Drug evidence found in a vehicle in the garage of a home where police were looking for evidence of a prior assault should not have been suppressed, the Indiana Court of Appeals ruled in a reversal Friday.
“We recognize that Hoosiers have a heightened expectation of privacy in their vehicles. … However, we find … a search warrant authorizing a search of a particularly described premises permits the search of vehicles owned or controlled by the owner of, and found on, the premises,” Judge Patricia Riley wrote Friday, reinstating drug evidence against a man that had been suppressed in Tippecanoe Superior Court.

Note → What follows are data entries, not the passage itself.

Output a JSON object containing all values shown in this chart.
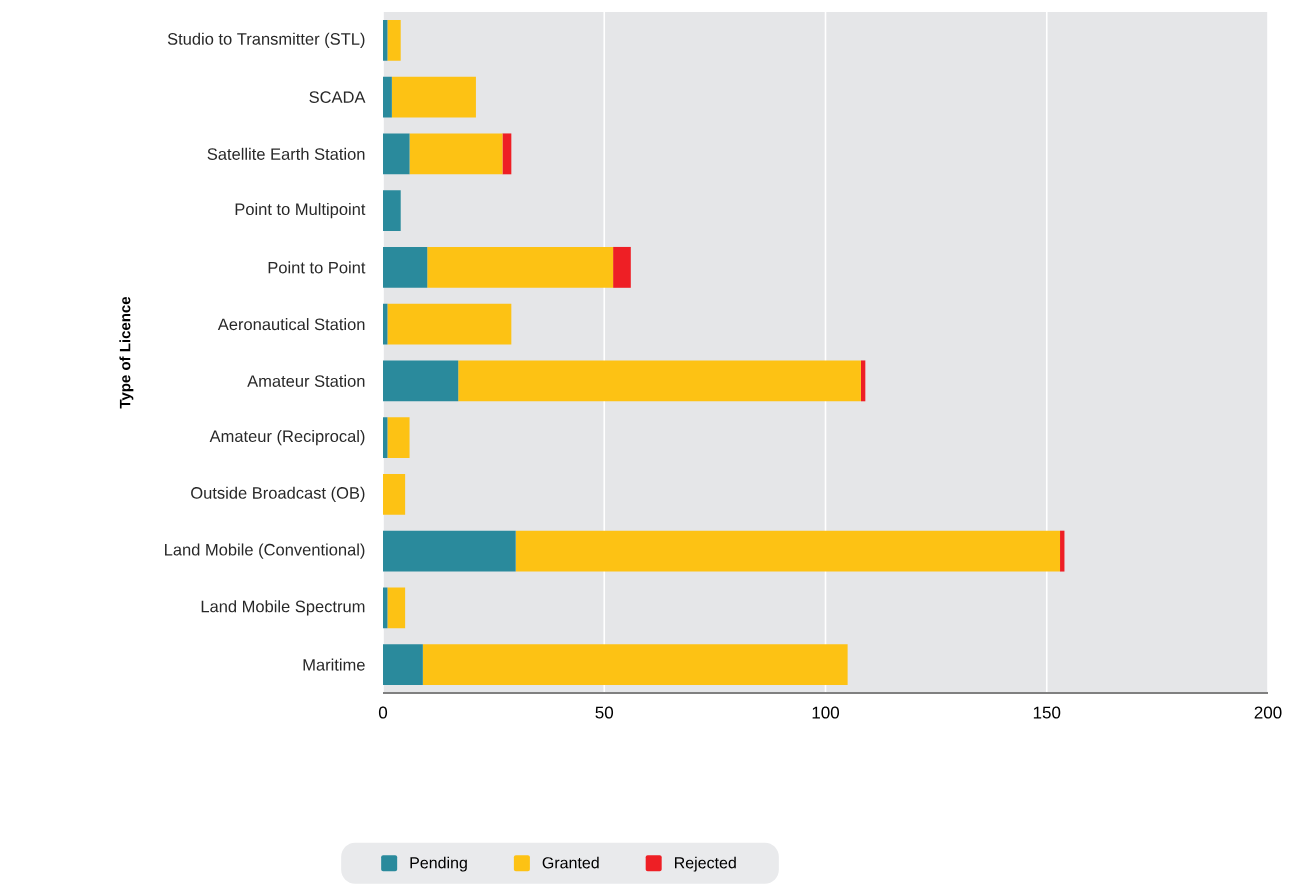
{
  "chart_data": {
    "type": "bar",
    "orientation": "horizontal",
    "stacked": true,
    "ylabel": "Type of Licence",
    "categories": [
      "Studio to Transmitter (STL)",
      "SCADA",
      "Satellite Earth Station",
      "Point to Multipoint",
      "Point to Point",
      "Aeronautical Station",
      "Amateur Station",
      "Amateur (Reciprocal)",
      "Outside Broadcast (OB)",
      "Land Mobile (Conventional)",
      "Land Mobile Spectrum",
      "Maritime"
    ],
    "series": [
      {
        "name": "Pending",
        "color": "#2a8a9c",
        "values": [
          1,
          2,
          6,
          4,
          10,
          1,
          17,
          1,
          0,
          30,
          1,
          9
        ]
      },
      {
        "name": "Granted",
        "color": "#fdc214",
        "values": [
          3,
          19,
          21,
          0,
          42,
          28,
          91,
          5,
          5,
          123,
          4,
          96
        ]
      },
      {
        "name": "Rejected",
        "color": "#ee1f25",
        "values": [
          0,
          0,
          2,
          0,
          4,
          0,
          1,
          0,
          0,
          1,
          0,
          0
        ]
      }
    ],
    "xlim": [
      0,
      200
    ],
    "xticks": [
      0,
      50,
      100,
      150,
      200
    ],
    "grid": "x",
    "legend": "bottom"
  }
}
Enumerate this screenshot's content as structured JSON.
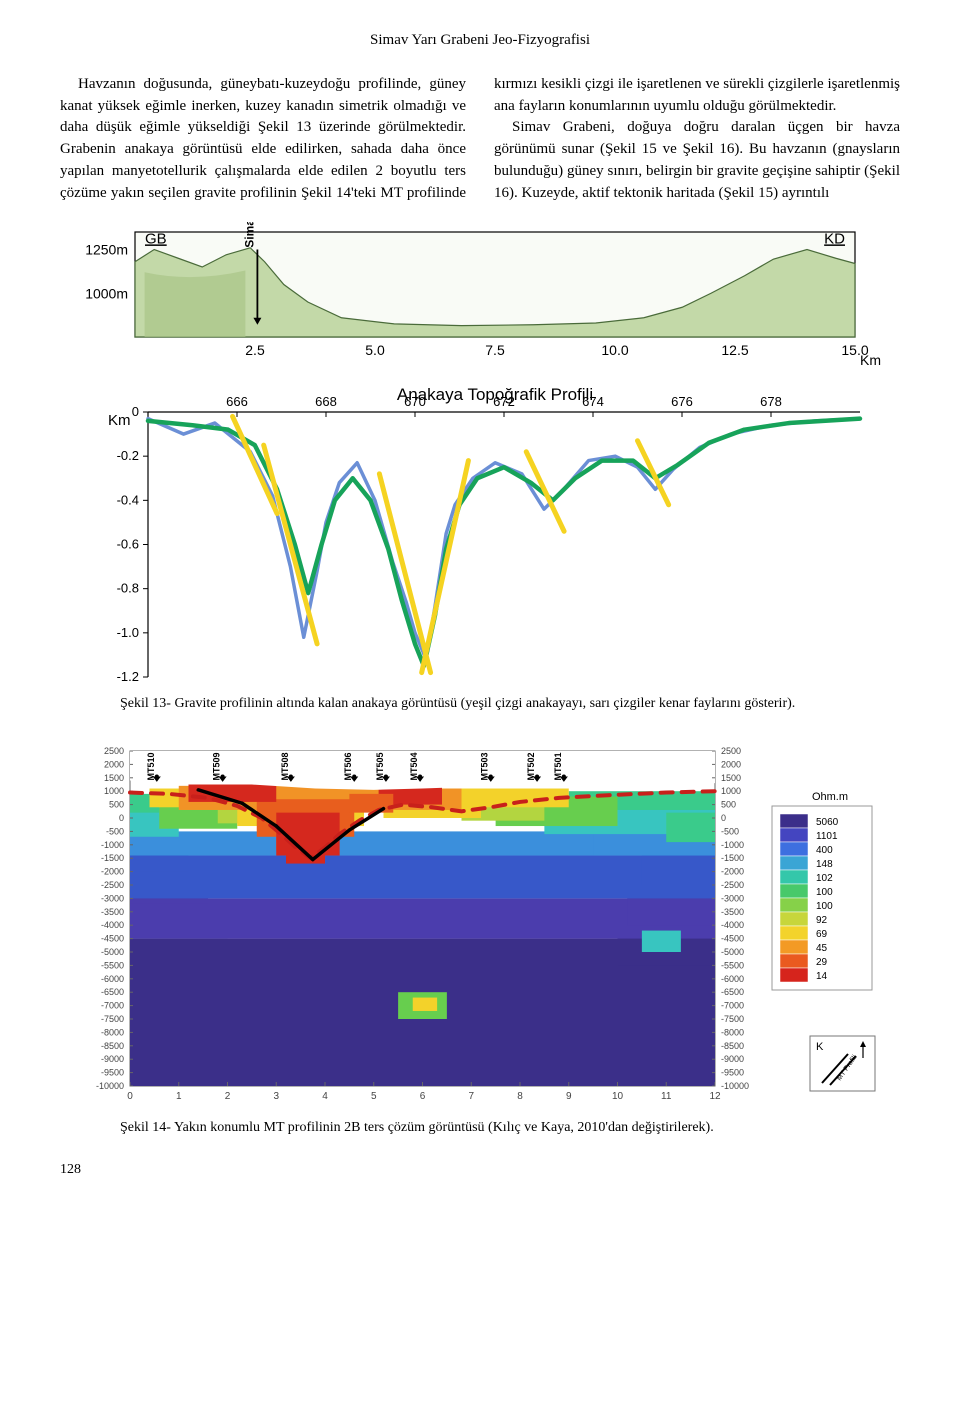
{
  "header": "Simav Yarı Grabeni Jeo-Fizyografisi",
  "body": {
    "para1": "Havzanın doğusunda, güneybatı-kuzeydoğu profilinde, güney kanat yüksek eğimle inerken, kuzey kanadın simetrik olmadığı ve daha düşük eğimle yükseldiği Şekil 13 üzerinde görülmektedir. Grabenin anakaya görüntüsü elde edilirken, sahada daha önce yapılan manyetotellurik çalışmalarda elde edilen 2 boyutlu ters çözüme yakın seçilen gravite profilinin Şekil 14'teki MT profilinde kırmızı kesikli çizgi ile işaretlenen ve sürekli çizgilerle işaretlenmiş ana fayların konumlarının uyumlu olduğu görülmektedir.",
    "para2": "Simav Grabeni, doğuya doğru daralan üçgen bir havza görünümü sunar (Şekil 15 ve Şekil 16). Bu havzanın (gnaysların bulunduğu) güney sınırı, belirgin bir gravite geçişine sahiptir (Şekil 16). Kuzeyde, aktif tektonik haritada (Şekil 15) ayrıntılı"
  },
  "fig13": {
    "caption_label": "Şekil 13-",
    "caption_text": "Gravite profilinin altında kalan anakaya görüntüsü (yeşil çizgi anakayayı, sarı çizgiler kenar faylarını gösterir).",
    "top_panel": {
      "left_label": "GB",
      "right_label": "KD",
      "simav_label": "Simav",
      "y_ticks": [
        "1250m",
        "1000m"
      ],
      "x_ticks": [
        "2.5",
        "5.0",
        "7.5",
        "10.0",
        "12.5",
        "15.0"
      ],
      "x_unit": "Km",
      "terrain_fill": "#c3d9a8",
      "terrain_shadow": "#a9c487",
      "terrain": [
        [
          0,
          1180
        ],
        [
          0.4,
          1250
        ],
        [
          0.9,
          1200
        ],
        [
          1.4,
          1150
        ],
        [
          1.9,
          1220
        ],
        [
          2.4,
          1260
        ],
        [
          2.7,
          1180
        ],
        [
          3.1,
          1050
        ],
        [
          3.6,
          950
        ],
        [
          4.3,
          860
        ],
        [
          5.4,
          825
        ],
        [
          6.8,
          815
        ],
        [
          8.3,
          820
        ],
        [
          9.6,
          830
        ],
        [
          10.6,
          860
        ],
        [
          11.4,
          920
        ],
        [
          12.0,
          1000
        ],
        [
          12.7,
          1100
        ],
        [
          13.3,
          1195
        ],
        [
          14.0,
          1250
        ],
        [
          14.6,
          1200
        ],
        [
          15.0,
          1170
        ]
      ],
      "y_domain": [
        750,
        1350
      ],
      "x_domain": [
        0,
        15.0
      ]
    },
    "bottom_panel": {
      "title": "Anakaya Topoğrafik Profili",
      "y_label": "Km",
      "y_ticks": [
        "0",
        "-0.2",
        "-0.4",
        "-0.6",
        "-0.8",
        "-1.0",
        "-1.2"
      ],
      "x_ticks": [
        "666",
        "668",
        "670",
        "672",
        "674",
        "676",
        "678"
      ],
      "y_domain": [
        -1.2,
        0
      ],
      "x_domain": [
        664,
        680
      ],
      "blue_line_color": "#6b8fd6",
      "blue_line_width": 3.5,
      "green_line_color": "#17a35a",
      "green_line_width": 4.5,
      "fault_color": "#f5d321",
      "fault_width": 5,
      "blue_line": [
        [
          664,
          -0.03
        ],
        [
          664.8,
          -0.1
        ],
        [
          665.5,
          -0.05
        ],
        [
          666.3,
          -0.18
        ],
        [
          666.8,
          -0.38
        ],
        [
          667.2,
          -0.7
        ],
        [
          667.5,
          -1.02
        ],
        [
          667.8,
          -0.72
        ],
        [
          668.0,
          -0.5
        ],
        [
          668.3,
          -0.32
        ],
        [
          668.7,
          -0.23
        ],
        [
          669.1,
          -0.4
        ],
        [
          669.5,
          -0.68
        ],
        [
          669.8,
          -0.86
        ],
        [
          670.0,
          -1.0
        ],
        [
          670.25,
          -1.12
        ],
        [
          670.45,
          -0.88
        ],
        [
          670.7,
          -0.55
        ],
        [
          670.9,
          -0.42
        ],
        [
          671.3,
          -0.3
        ],
        [
          671.8,
          -0.23
        ],
        [
          672.4,
          -0.28
        ],
        [
          672.9,
          -0.44
        ],
        [
          673.3,
          -0.36
        ],
        [
          673.9,
          -0.22
        ],
        [
          674.5,
          -0.2
        ],
        [
          675.0,
          -0.25
        ],
        [
          675.4,
          -0.35
        ],
        [
          675.8,
          -0.26
        ],
        [
          676.4,
          -0.16
        ],
        [
          677.1,
          -0.1
        ],
        [
          678.0,
          -0.06
        ],
        [
          679.0,
          -0.04
        ],
        [
          680.0,
          -0.03
        ]
      ],
      "green_line": [
        [
          664,
          -0.04
        ],
        [
          665.0,
          -0.06
        ],
        [
          665.8,
          -0.08
        ],
        [
          666.4,
          -0.15
        ],
        [
          666.9,
          -0.35
        ],
        [
          667.3,
          -0.6
        ],
        [
          667.6,
          -0.82
        ],
        [
          667.9,
          -0.6
        ],
        [
          668.2,
          -0.4
        ],
        [
          668.6,
          -0.3
        ],
        [
          669.0,
          -0.4
        ],
        [
          669.4,
          -0.62
        ],
        [
          669.7,
          -0.85
        ],
        [
          670.0,
          -1.05
        ],
        [
          670.2,
          -1.15
        ],
        [
          670.45,
          -0.92
        ],
        [
          670.7,
          -0.62
        ],
        [
          671.0,
          -0.42
        ],
        [
          671.4,
          -0.3
        ],
        [
          672.0,
          -0.25
        ],
        [
          672.6,
          -0.32
        ],
        [
          673.1,
          -0.4
        ],
        [
          673.6,
          -0.3
        ],
        [
          674.2,
          -0.22
        ],
        [
          674.9,
          -0.22
        ],
        [
          675.4,
          -0.3
        ],
        [
          675.9,
          -0.24
        ],
        [
          676.6,
          -0.14
        ],
        [
          677.4,
          -0.08
        ],
        [
          678.4,
          -0.05
        ],
        [
          680.0,
          -0.03
        ]
      ],
      "faults": [
        [
          [
            665.9,
            -0.02
          ],
          [
            666.9,
            -0.46
          ]
        ],
        [
          [
            666.6,
            -0.15
          ],
          [
            667.8,
            -1.05
          ]
        ],
        [
          [
            669.2,
            -0.28
          ],
          [
            670.35,
            -1.18
          ]
        ],
        [
          [
            670.15,
            -1.18
          ],
          [
            671.2,
            -0.22
          ]
        ],
        [
          [
            672.5,
            -0.18
          ],
          [
            673.35,
            -0.54
          ]
        ],
        [
          [
            675.0,
            -0.13
          ],
          [
            675.7,
            -0.42
          ]
        ]
      ]
    }
  },
  "fig14": {
    "caption_label": "Şekil 14-",
    "caption_text": "Yakın konumlu MT profilinin 2B ters çözüm görüntüsü (Kılıç ve Kaya, 2010'dan değiştirilerek).",
    "y_ticks": [
      2500,
      2000,
      1500,
      1000,
      500,
      0,
      -500,
      -1000,
      -1500,
      -2000,
      -2500,
      -3000,
      -3500,
      -4000,
      -4500,
      -5000,
      -5500,
      -6000,
      -6500,
      -7000,
      -7500,
      -8000,
      -8500,
      -9000,
      -9500,
      -10000
    ],
    "x_ticks": [
      0,
      1,
      2,
      3,
      4,
      5,
      6,
      7,
      8,
      9,
      10,
      11,
      12
    ],
    "stations": [
      {
        "label": "MT510",
        "x": 0.55
      },
      {
        "label": "MT509",
        "x": 1.9
      },
      {
        "label": "MT508",
        "x": 3.3
      },
      {
        "label": "MT506",
        "x": 4.6
      },
      {
        "label": "MT505",
        "x": 5.25
      },
      {
        "label": "MT504",
        "x": 5.95
      },
      {
        "label": "MT503",
        "x": 7.4
      },
      {
        "label": "MT502",
        "x": 8.35
      },
      {
        "label": "MT501",
        "x": 8.9
      }
    ],
    "legend_title": "Ohm.m",
    "legend_values": [
      "5060",
      "1101",
      "400",
      "148",
      "102",
      "100",
      "100",
      "92",
      "69",
      "45",
      "29",
      "14"
    ],
    "legend_colors": [
      "#3b2e8a",
      "#4445c0",
      "#3d6fe0",
      "#3aa5d5",
      "#34c7aa",
      "#48c96a",
      "#86d149",
      "#c7d63b",
      "#f3d32b",
      "#f39a25",
      "#ea5a1f",
      "#d6241c"
    ],
    "red_dash_color": "#c8201b",
    "black_line_color": "#000000",
    "terrain_color": "#ffffff",
    "colors": {
      "deep_purple": "#3b2f89",
      "purple": "#4b3dad",
      "blue": "#3758c9",
      "lightblue": "#3b8fdc",
      "cyan": "#38c5c0",
      "teal": "#3acb8b",
      "green": "#67ce4e",
      "yellowgreen": "#b3d540",
      "yellow": "#f3d22a",
      "orange": "#f19326",
      "darkorange": "#e85e1e",
      "red": "#d5281e"
    },
    "compass": {
      "label": "K",
      "profile": "MT Profili"
    }
  },
  "page_number": "128"
}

In State of Indiana v. Lawrence Lucas, 18A-CR-92, the trial court deemed evidence of synthetic marijuana found in a vehicle parked in Lawrence Lucas’ garage in Lafayette inadmissible under a warrant that had been issued to search for evidence of a prior assault.
Lafayette Police Sgt. Matthew Gard was executing a warrant at Lucas’ home to look for a baseball bat, bloody clothes and blood evidence from an assault at the home reported earlier that allegedly had been perpetrated by Lucas’ sister. The warrant authorized a search of a home with an attached garage to look for that evidence, and money and a cellphone that the assault victim claimed had been stolen from him.
Gard found the bat and blood evidence allegedly used in the attack in the kitchen, then went into the garage. There he found a bloodied jacket matching the description of the victim’s on the ground next to the vehicle. He then looked inside the vehicle and discovered a large mound on the back seat covered by a blanket. He reached inside, moved the blanket and discovered what appeared to be synthetic marijuana.
After this discovery and the observation of other evidence of narcotics, Gard stopped his search and procured a second warrant for the drugs, yielding additional evidence. Lucas was charged with Level 4 felony possession of a firearm by a serious violent felon; Level 6 felony counts of dealing in a synthetic drug or synthetic drug lookalike substance and maintaining a common nuisance; and Class A misdemeanor possession of a synthetic drug or synthetic drug lookalike substance.
But last December, the trial court granted Lucas’ motion to suppress, ruling the officer’s entry into the vehicle and moving the blanket exceeded the scope of the warrant, rendering all subsequent evidence inadmissible.
While noting the decision did not address unraised claims under the Indiana Constitution, the COA held that the search in this case did not violate Fourth Amendment protections against unreasonable search and seizure, citing United States v. Percival, 756 F.2d 600 (7th Cir. 1985).
“Here, Sergeant Gard procured a search warrant for Lucas’ ‘two story home with an attached two car garage’ to search for ‘[c]lothing, [a] baseball bat, a cellular phone, U.S. currency, blood evidence or any evidence relating to an assault and/or theft occurring with said residence,’” Riley wrote. “When Sergeant Gard entered the garage, he had not yet located the cell phone or the $60 (the victim) had reported stolen. Sergeant Gard was permitted to search the black vehicle and, in the process, to lift the blanket covering the large mound located in the back seat, because the vehicle and the mound were capable of containing those objects.
“The State has shown that the trial court’s ruling granting Lucas’ motion to suppress was contrary to law,” the panel held, remanding the case for further proceedings.